LOS ANGELES – Count David Beckham among the many big names in politics and global soccer who have been taken aback by FIFA president Sepp Blatter’s controversial comments on racism in the game.
“I think the comments were appalling,” the LA Galaxy midfielder said at Thursday’s MLS Cup 2011 press conference. “I think a lot of people have said that. I don’t think the comments were very good for this game.”
Blatter has taken a considerable amount of heat for claiming in an interview with CNN that “there is no racism on the pitch” in soccer.
The issue has come back to the fore in the wake of recent cases of alleged racial slurs being uttered by big-name players during matches. Liverpool’s Luis Suárez and Chelsea’s John Terry have both faced scrutiny for separate instances.
Beckham said he took issue with Blatter’s comments that such instances sometimes happen over the course of a match and “at the end of the game, we shake hands.”
“It’s still there and can’t just be swept under the carpet and can’t just be sorted out just by handshake,” Beckham said. “It’s not the way of the world and not the way racism should be treated. It’s out there.”

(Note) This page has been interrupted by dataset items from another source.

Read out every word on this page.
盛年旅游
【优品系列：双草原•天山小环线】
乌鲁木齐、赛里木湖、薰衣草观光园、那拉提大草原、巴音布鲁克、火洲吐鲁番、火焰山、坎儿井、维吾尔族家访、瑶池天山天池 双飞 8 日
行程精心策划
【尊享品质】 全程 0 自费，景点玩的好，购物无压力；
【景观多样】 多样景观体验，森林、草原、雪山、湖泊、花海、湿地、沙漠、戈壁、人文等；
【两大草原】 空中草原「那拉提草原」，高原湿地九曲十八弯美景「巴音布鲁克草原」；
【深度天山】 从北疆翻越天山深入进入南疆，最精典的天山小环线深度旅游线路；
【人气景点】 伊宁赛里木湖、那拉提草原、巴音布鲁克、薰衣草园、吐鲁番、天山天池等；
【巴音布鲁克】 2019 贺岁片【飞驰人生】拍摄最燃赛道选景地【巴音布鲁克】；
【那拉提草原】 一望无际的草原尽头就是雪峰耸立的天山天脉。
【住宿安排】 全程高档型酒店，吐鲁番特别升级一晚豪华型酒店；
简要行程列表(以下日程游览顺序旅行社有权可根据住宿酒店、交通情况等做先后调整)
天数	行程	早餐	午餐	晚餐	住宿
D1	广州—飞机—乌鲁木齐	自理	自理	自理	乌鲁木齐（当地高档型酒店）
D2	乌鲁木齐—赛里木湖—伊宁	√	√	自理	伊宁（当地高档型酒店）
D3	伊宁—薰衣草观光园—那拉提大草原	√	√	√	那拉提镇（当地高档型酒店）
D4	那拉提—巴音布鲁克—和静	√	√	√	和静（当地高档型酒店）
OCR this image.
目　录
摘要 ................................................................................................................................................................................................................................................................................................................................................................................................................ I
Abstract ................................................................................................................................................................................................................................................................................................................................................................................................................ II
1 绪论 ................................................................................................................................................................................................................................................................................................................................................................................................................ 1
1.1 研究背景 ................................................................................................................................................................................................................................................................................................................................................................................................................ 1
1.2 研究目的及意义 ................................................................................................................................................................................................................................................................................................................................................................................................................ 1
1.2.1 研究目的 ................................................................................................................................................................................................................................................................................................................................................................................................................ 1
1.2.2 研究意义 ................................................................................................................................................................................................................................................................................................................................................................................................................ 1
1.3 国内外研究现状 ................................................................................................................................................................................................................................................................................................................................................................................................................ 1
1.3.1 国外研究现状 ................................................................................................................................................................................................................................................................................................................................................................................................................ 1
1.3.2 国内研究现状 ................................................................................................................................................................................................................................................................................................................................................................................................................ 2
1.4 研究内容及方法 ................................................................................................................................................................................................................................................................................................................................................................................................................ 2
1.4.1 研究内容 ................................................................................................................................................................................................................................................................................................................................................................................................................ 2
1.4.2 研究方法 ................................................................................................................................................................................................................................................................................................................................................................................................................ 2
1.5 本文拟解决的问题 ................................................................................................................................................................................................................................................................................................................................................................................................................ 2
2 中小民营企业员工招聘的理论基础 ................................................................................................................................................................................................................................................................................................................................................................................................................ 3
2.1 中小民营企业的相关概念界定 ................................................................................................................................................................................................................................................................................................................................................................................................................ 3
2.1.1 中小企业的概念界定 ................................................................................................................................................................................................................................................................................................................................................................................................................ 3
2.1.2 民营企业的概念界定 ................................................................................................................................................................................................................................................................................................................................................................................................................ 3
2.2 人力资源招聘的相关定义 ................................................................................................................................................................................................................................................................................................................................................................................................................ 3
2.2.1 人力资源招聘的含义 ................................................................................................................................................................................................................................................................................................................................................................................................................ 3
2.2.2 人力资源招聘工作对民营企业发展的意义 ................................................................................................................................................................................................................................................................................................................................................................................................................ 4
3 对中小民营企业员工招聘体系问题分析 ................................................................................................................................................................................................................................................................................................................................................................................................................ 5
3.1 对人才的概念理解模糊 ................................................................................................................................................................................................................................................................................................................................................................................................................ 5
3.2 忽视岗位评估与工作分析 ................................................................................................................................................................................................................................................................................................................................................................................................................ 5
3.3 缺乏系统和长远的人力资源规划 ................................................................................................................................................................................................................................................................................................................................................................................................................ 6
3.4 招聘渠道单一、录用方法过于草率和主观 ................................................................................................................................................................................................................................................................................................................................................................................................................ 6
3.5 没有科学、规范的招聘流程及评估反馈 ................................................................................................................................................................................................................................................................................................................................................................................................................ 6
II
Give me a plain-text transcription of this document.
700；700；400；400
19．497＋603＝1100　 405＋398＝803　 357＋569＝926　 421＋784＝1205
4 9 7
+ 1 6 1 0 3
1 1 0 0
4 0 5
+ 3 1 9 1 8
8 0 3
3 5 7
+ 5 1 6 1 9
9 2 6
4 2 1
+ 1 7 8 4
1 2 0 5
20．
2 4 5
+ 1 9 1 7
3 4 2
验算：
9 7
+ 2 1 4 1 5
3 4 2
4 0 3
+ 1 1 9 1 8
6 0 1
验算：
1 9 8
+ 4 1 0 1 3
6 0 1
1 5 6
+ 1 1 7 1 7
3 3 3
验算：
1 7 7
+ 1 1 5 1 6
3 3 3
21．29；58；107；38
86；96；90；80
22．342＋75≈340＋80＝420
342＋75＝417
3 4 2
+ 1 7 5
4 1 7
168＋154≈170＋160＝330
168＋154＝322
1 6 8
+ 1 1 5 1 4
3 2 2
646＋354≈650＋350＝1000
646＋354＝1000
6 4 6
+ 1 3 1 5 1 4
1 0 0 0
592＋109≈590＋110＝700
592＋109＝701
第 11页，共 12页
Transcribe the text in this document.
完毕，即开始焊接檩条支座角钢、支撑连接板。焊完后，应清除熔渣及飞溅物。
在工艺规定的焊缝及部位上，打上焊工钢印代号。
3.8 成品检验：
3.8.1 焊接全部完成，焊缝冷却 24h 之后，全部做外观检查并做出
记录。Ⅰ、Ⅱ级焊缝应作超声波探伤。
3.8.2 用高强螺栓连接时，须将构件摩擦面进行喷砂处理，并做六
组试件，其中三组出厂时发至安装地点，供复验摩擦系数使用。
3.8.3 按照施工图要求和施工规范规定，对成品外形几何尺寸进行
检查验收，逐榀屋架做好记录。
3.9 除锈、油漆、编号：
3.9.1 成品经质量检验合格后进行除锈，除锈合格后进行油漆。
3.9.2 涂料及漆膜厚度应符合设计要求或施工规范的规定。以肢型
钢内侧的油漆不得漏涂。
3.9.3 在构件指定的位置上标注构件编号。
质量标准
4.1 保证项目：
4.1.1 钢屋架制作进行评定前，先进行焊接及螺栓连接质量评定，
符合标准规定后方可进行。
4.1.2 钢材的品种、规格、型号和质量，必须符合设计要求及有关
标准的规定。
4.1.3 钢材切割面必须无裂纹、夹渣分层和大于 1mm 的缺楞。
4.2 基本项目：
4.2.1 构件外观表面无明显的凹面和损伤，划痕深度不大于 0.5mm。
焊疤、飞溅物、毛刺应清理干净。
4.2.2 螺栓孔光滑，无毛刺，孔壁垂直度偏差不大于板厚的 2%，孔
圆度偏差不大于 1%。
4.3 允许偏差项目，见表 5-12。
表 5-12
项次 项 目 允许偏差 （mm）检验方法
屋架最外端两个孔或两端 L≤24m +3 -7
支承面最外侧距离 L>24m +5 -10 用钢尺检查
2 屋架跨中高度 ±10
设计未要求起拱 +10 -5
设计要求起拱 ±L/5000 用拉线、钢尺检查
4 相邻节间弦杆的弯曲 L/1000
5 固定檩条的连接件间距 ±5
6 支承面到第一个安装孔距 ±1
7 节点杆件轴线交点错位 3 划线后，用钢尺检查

The former England captain has long been involved in anti-racism campaigns within the sport, both at the club and international level. He first lent his support to the English FA-affiliated Kick It Out campaign, which was established in 1993.
Beckham's former Manchester United teammate Rio Ferdinand – among many others – has demanded that Blatter step down; however, Beckham declined to voice an opinion on Blatter's fate.
“I have no power with who goes and who stays within FIFA and I don’t wish to have that,” he said. “The comments, everyone has had their own opinions and I’m not going to say any more on it. Racism is something that we all want to keep [not only] out of sport, but life in general.”